The Digital Tipping Point (Continued)
This is the fifth blog in a six-part series. Catch up on previous blogs.
A five-point plan to act on
Business requirements coupled with regulatory upheaval, embodied by the General Data Protection Regulation (GDPR), are taking IT organizations to a tipping point where they must take a much more proactive approach to understanding and managing their data. Below is a simple five-point plan for using GDPR as a catalyst for change:
1. Take the GDPR requirements for data management as both an imperative and a catalyst for change
From a data management discipline perspective, minimisation, retention, accuracy, integrity and confidentiality are well understood, albeit from a slightly different perspective. These happen to be four of the core data protection principles of GDPR, while the others are lawfulness, fairness and transparency, and purpose limitation. In terms of data management capabilities the following are important contributors to the plan for GDPR compliance:
- Profile Enterprise Information
- Automate classification and retention
- Search for PII, including items such as PCI
- Monitor for PII in unauthorized locations
- Simplify the response to ‘Right to Access,' rectification and erasure requests
- Set alerts on anomalous access of GDPR-related info
- Support breach notification planning Align backup and archiving policies to reduce the number of copies of personal data to manage
- Test and development
- End user search
- End user self-service recovery
- Analytics – operational, risk and business
2. Plan to consolidate data operations as part of the GDPR plan (backup/recovery, archive/managed retention, snapshot and replica management, etc.). And, as with the previous steps, the savings that can be obtained from consolidation can be significant.

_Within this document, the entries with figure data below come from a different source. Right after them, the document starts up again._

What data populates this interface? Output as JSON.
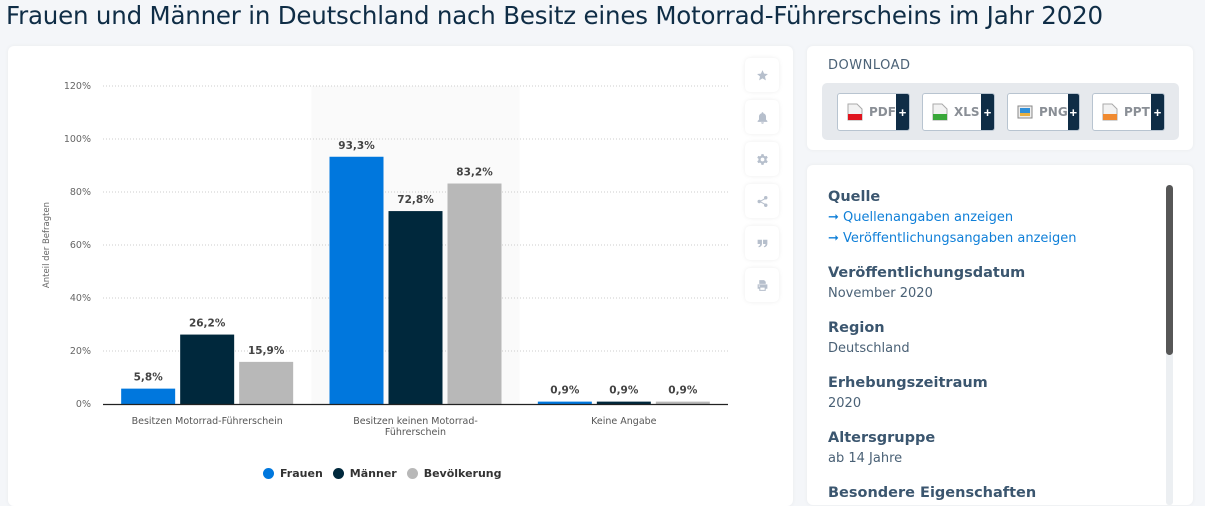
{
  "page": {
    "title": "Frauen und Männer in Deutschland nach Besitz eines Motorrad-Führerscheins im Jahr 2020"
  },
  "chart_data": {
    "type": "bar",
    "title": "Frauen und Männer in Deutschland nach Besitz eines Motorrad-Führerscheins im Jahr 2020",
    "xlabel": "",
    "ylabel": "Anteil der Befragten",
    "ylim": [
      0,
      120
    ],
    "yticks": [
      0,
      20,
      40,
      60,
      80,
      100,
      120
    ],
    "ytick_labels": [
      "0%",
      "20%",
      "40%",
      "60%",
      "80%",
      "100%",
      "120%"
    ],
    "grid": true,
    "legend_position": "bottom-center",
    "categories": [
      "Besitzen Motorrad-Führerschein",
      "Besitzen keinen Motorrad-Führerschein",
      "Keine Angabe"
    ],
    "category_label_lines": [
      [
        "Besitzen Motorrad-Führerschein"
      ],
      [
        "Besitzen keinen Motorrad-",
        "Führerschein"
      ],
      [
        "Keine Angabe"
      ]
    ],
    "highlighted_category": 1,
    "series": [
      {
        "name": "Frauen",
        "color": "#0077dd",
        "values": [
          5.8,
          93.3,
          0.9
        ],
        "labels": [
          "5,8%",
          "93,3%",
          "0,9%"
        ]
      },
      {
        "name": "Männer",
        "color": "#00283c",
        "values": [
          26.2,
          72.8,
          0.9
        ],
        "labels": [
          "26,2%",
          "72,8%",
          "0,9%"
        ]
      },
      {
        "name": "Bevölkerung",
        "color": "#b8b8b8",
        "values": [
          15.9,
          83.2,
          0.9
        ],
        "labels": [
          "15,9%",
          "83,2%",
          "0,9%"
        ]
      }
    ]
  },
  "toolbar": {
    "items": [
      {
        "name": "favorite",
        "icon": "star-icon"
      },
      {
        "name": "notification",
        "icon": "bell-icon"
      },
      {
        "name": "settings",
        "icon": "gear-icon"
      },
      {
        "name": "share",
        "icon": "share-icon"
      },
      {
        "name": "cite",
        "icon": "quote-icon"
      },
      {
        "name": "print",
        "icon": "print-icon"
      }
    ]
  },
  "download": {
    "title": "DOWNLOAD",
    "buttons": [
      {
        "label": "PDF",
        "icon": "pdf-file-icon",
        "accent": "#e0141e",
        "plus": "+"
      },
      {
        "label": "XLS",
        "icon": "xls-file-icon",
        "accent": "#3aa83a",
        "plus": "+"
      },
      {
        "label": "PNG",
        "icon": "png-image-icon",
        "accent": "#2f8fd8",
        "plus": "+"
      },
      {
        "label": "PPT",
        "icon": "ppt-file-icon",
        "accent": "#f08a30",
        "plus": "+"
      }
    ]
  },
  "info": {
    "source": {
      "heading": "Quelle",
      "links": [
        "Quellenangaben anzeigen",
        "Veröffentlichungsangaben anzeigen"
      ],
      "arrow": "➞"
    },
    "publication_date": {
      "heading": "Veröffentlichungsdatum",
      "value": "November 2020"
    },
    "region": {
      "heading": "Region",
      "value": "Deutschland"
    },
    "survey_period": {
      "heading": "Erhebungszeitraum",
      "value": "2020"
    },
    "age_group": {
      "heading": "Altersgruppe",
      "value": "ab 14 Jahre"
    },
    "next_heading_partial": "Besondere Eigenschaften"
  }
}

3. Introduce a formal copy data strategy as part of GDPR planning. This should include an element designed to reduce current volumes of copy data and its supporting infrastructure, focused on both best practice for GDPR and data center cost storage and infrastructure cost reduction. As copy data volumes have increased to the point where they often exceed production volume there are significant economies to explore, and significant cost savings to be made from reducing copied data.

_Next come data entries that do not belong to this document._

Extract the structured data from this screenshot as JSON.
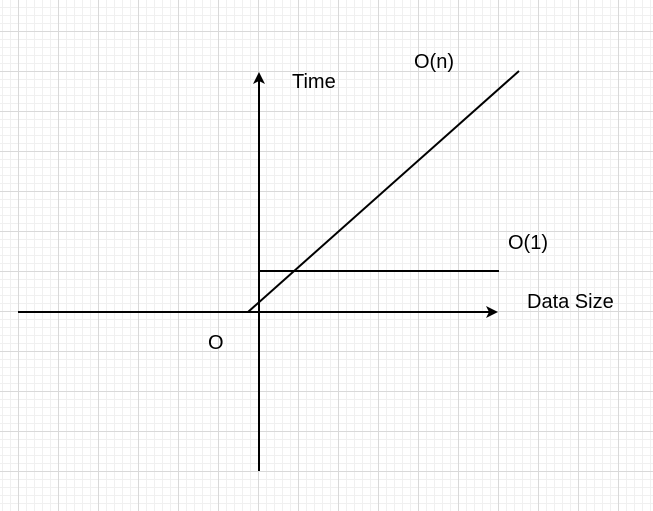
{
  "diagram": {
    "labels": {
      "y_axis": "Time",
      "x_axis": "Data Size",
      "origin": "O",
      "linear_curve": "O(n)",
      "constant_curve": "O(1)"
    },
    "colors": {
      "background": "#ffffff",
      "grid": "#d9d9d9",
      "stroke": "#000000"
    }
  }
}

4. Review the additional use cases that can be added post consolidation to achieve economies of scale and scope with your data, particularly in deriving value from it along with its protection and governance: Seek and calculate the savings and potential contributions to revenue that can be obtained from the additional data platform use cases. Enabling self-service search and recovery, for example, can reduce the internal IT burden significantly.
5. Model the projected cost savings over time and align with your portfolio rebalancing. This will help shift the IT investment from the data center toward BI/analytics, data science, cloud services, digital marketing and other investments that are geared to transforming the business and growing revenue.
GDPR can provide a catalyst for change resulting in a new set of data capabilities vital for securing the future of the organization, and taking GDPR as the start point and working through a plan designed to serve the wider needs of the organization makes good sense. Encompassing the use of data as well as focusing on protection and governance will serve the IT organization well as it seeks to support the shift toward digital business.